Summary and Discussion

  • This tutorial has demonstrated how to create and process Earth observation data cubes with the gdalcubes R package. The package hides complexities in the data (different resolutions of bands, different projections, overlapping areas, data formats). The C++ library strongly builds on GDAL for reading and warping imagery.

  • The presented analyses have been rather simple, but in combination with other R packages, complex methods can be applied (think of using methods from machine learning or applying Geostatistical models). The data cube representation makes it straightforward to combine data from different sensors.

  • Performance depends on data formats (GeoTIFF, tiled, with overviews / COG is usually a very good choice). If this is important, the package also provides functions translate_cog() and translate_gtiff() to convert complete image collections. However, this may be only relevant for relatively simple methods, where the data reading / reasmpling is the computational bottleneck.

  • The data model is limited to 4 dimensions (x, y, t, band / variable) and requires orthorectified images. Data such as Sentinel-1 or Sentinel-5P need to be preprocessed before they can be used with gdalcubes. The stars package is much more flexible in these cases.

  • Moving analyses with gdalcubes to cloud computing environments is still not as straightforward as one might think. Although GDAL (and hence gdalcubes) can directly read data from Amazon Web Services or Google Cloud Platform, where large data archives are already available, some of those are difficult to discover (e.g., CSV files with URLS to Sentinel images) and in many cases data are not stored in cloud-optimized formats. However, some solutions to this are already available and include the SpatioTemporal Asset Catalog (STAC) and the cloud-optimized GeoTIFF format.

  • Lots of ideas for the future work, get in touch if you find bugs, have questions, ideas, or want to contribute in any other way.


Practical Exercises

  1. Start R. If not yet done, install the gdalcubes package from CRAN, and load it.

  2. If not yet done, download the sample dataset from https://uni-muenster.sciebo.de/s/e5yUZmYGX0bo4u9/download and unzip.

  3. Create an image collection from all GeoTIFF files in the unzipped directory.

  4. Create a yearly data cube from the image collection, covering the full spatiotemporal extent at 1 km resolution, using a Brazil Mercator projection (EPSG:5641).

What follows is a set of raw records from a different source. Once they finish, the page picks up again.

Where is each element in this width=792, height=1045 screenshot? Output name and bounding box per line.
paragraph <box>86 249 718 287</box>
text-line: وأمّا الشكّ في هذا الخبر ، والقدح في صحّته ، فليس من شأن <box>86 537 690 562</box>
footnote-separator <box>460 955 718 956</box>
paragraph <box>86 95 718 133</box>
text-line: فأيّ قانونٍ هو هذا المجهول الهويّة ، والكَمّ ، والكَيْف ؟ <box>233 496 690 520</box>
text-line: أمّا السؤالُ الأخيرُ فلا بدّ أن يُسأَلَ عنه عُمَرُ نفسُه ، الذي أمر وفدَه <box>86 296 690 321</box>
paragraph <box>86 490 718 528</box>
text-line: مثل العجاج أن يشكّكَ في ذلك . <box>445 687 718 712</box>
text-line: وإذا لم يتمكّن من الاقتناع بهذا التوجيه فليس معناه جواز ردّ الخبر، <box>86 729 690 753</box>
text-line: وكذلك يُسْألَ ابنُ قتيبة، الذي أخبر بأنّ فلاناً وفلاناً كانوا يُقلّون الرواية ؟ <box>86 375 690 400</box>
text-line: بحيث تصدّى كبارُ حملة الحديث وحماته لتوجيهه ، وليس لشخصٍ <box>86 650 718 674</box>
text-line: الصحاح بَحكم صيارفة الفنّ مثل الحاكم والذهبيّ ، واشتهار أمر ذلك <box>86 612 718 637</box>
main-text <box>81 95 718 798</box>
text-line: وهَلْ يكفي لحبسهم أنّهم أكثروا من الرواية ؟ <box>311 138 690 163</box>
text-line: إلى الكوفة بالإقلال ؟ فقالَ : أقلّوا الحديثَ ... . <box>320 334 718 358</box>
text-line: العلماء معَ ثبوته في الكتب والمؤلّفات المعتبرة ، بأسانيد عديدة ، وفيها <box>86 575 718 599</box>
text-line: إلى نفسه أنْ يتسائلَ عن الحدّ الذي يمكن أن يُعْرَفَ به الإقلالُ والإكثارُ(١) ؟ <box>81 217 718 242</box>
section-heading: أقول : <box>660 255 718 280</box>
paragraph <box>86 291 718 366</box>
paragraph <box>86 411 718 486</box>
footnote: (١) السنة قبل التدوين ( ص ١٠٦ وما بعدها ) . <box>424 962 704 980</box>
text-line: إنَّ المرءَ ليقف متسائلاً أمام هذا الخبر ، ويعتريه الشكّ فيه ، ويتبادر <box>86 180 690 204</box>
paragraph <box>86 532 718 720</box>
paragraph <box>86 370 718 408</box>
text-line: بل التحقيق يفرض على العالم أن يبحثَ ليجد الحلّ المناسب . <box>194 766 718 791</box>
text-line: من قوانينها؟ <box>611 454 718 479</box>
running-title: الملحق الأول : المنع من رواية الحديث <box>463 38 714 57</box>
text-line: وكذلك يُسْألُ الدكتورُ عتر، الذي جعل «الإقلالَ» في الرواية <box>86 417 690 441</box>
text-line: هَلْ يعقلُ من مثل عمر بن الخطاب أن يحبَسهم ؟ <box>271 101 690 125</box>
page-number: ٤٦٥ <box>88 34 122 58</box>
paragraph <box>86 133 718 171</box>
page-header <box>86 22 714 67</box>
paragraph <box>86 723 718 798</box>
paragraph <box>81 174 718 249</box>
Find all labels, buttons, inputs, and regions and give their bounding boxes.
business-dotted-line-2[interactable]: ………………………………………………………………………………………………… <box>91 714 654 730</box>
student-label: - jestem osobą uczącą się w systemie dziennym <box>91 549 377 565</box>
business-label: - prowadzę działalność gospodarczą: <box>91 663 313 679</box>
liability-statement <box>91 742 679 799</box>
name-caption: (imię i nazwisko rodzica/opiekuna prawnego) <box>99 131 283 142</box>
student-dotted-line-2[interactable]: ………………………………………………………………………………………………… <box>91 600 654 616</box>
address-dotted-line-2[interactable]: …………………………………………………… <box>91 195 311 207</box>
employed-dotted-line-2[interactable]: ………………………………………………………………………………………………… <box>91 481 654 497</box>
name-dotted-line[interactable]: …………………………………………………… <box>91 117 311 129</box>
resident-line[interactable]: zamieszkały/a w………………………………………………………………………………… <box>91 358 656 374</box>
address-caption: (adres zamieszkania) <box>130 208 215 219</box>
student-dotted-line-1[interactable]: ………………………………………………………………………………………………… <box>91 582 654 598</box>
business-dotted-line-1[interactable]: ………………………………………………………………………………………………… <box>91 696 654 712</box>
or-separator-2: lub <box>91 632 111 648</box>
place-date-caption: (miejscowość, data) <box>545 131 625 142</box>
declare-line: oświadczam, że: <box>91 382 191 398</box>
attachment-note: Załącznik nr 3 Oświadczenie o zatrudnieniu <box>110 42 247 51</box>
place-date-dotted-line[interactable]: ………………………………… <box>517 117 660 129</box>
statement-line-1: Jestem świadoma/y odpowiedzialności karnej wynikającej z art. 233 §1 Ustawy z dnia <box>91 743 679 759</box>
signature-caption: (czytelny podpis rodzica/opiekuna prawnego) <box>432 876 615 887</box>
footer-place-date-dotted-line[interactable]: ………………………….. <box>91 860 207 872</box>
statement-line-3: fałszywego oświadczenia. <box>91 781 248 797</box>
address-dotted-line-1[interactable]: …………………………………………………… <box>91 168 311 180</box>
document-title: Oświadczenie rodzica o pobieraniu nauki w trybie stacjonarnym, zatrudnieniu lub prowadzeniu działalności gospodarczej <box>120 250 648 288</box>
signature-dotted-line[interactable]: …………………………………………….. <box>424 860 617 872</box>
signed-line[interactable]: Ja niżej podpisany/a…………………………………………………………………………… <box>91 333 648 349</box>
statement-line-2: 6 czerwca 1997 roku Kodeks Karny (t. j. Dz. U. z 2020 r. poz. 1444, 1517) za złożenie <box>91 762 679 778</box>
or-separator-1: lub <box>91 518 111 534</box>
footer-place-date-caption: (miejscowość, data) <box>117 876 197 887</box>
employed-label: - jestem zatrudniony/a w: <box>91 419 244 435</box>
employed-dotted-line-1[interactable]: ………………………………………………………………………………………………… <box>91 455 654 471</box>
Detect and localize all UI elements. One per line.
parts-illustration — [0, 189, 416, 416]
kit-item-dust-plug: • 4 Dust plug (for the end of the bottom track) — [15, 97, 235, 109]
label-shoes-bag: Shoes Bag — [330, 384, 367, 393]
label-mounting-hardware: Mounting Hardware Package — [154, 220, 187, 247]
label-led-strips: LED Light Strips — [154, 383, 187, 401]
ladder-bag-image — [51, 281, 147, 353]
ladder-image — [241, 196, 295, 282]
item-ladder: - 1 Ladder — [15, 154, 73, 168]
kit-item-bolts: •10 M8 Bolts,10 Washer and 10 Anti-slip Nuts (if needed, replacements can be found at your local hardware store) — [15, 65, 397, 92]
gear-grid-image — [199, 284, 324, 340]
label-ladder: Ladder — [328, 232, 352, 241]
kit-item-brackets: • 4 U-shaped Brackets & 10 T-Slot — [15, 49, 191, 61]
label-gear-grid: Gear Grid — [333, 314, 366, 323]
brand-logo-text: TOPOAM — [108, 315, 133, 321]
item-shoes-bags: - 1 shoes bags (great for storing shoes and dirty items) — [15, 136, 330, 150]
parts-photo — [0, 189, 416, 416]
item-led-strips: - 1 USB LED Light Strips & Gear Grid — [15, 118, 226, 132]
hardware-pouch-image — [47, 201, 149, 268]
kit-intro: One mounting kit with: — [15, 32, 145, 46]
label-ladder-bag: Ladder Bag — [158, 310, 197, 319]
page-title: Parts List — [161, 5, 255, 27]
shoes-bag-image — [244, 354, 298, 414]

  5. Select the near infrared band ("B05") and plot the cube.

  6. Create a false-color image for the year 2017, using the red ("B04"), swir2 ("B07"), and blue ("B02") bands as red, green, and blue channels. You can select the year 2017 by creating a new data cube view (derived from the previous view, and setting both t0 = "2017", and t1 = "2017").

  7. Create a data cube for a spatial subarea (use the data cube view and mask below).
v.subarea = cube_view(extent=list(left=-6320000, right=-6220000, bottom=-600000, top=-500000, 
        t0="2014-01-01", t1="2018-12-31"), dt="P1M", dx=100, dy=100
        srs="EPSG:3857", aggregation = "median", resampling = "bilinear")
                      
L8.clear_mask = image_mask("PIXEL_QA", values=
        c(322, 386, 834, 898, 1346, 324, 388, 836, 900, 1348), 
        invert = TRUE)
  1. Calculate the normalized difference moisture index (NDMI) using the formula “(B05-B06)/(B05+B06)”. This index is used to assess vegetation water content.

  2. Compute minimum, maximum, median, and mean NDMI values over time and plot the result.